Al final de la calzada había gente. Una mesa en la acera congregaba a tres o cuatro hombres. Al pasar junto a ellos uno dijo que su “seguro de vida era una mierda”. Tomé la calle siguiente. También había sido parte del hormiguero de antes. Una hilera de casas vacías, con las ventanas y puertas tapiadas burdamente por bloques de cemento, demostraban que una ciudad puede convertirse en un desierto.

Hacia el final de la calle, una casa parecía estar habitada pero era insólita: una especie de tableau vivant del desvarío. Detrás de la reja había una jirafa, más atrás en un círculo también enrejado, miraba un perro grande; en el centro, elevado por una estructura, despegaba una especie de helicóptero en miniatura pilotado por un muñeco. Sobre el aparato ondeaba la bandera dominicana y llevaba su nombre: “Cabra loca”.
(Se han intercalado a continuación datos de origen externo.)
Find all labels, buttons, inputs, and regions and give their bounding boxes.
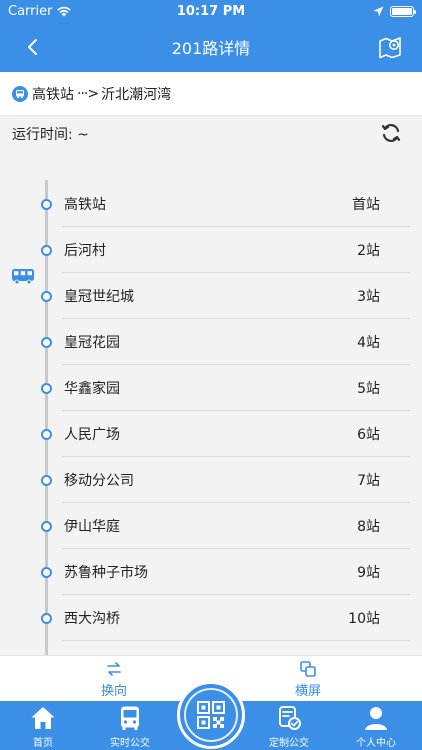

He aquí el retrato de las ciudades de Puerto Rico luego de más de una década de depresión económica. Lo que alberga nuestra memoria ya no está. El pasado y el futuro han muerto y solamente perduran las ruinas del presente. En la única casa habitada de la zona, un inmigrante dominicano culminaba su periplo de un desastre a otro y armaba una fantasía en la que escapaba en un helicóptero defendido por una jirafa y un perro. El seguro de vida era una mierda, le escuché decir al hombre. Tenía razón. Décadas de bipartidismo totalitario y delirante han reducido a Bayamón a esto. El helicóptero estaba atornillado a un poste. La jirafa y el perro habían sido moldeados con cemento. Eran lo que más se parecía a nosotros. En esa calle convertida en desierto urbanizado se encontraba la pesadilla de Puerto Rico.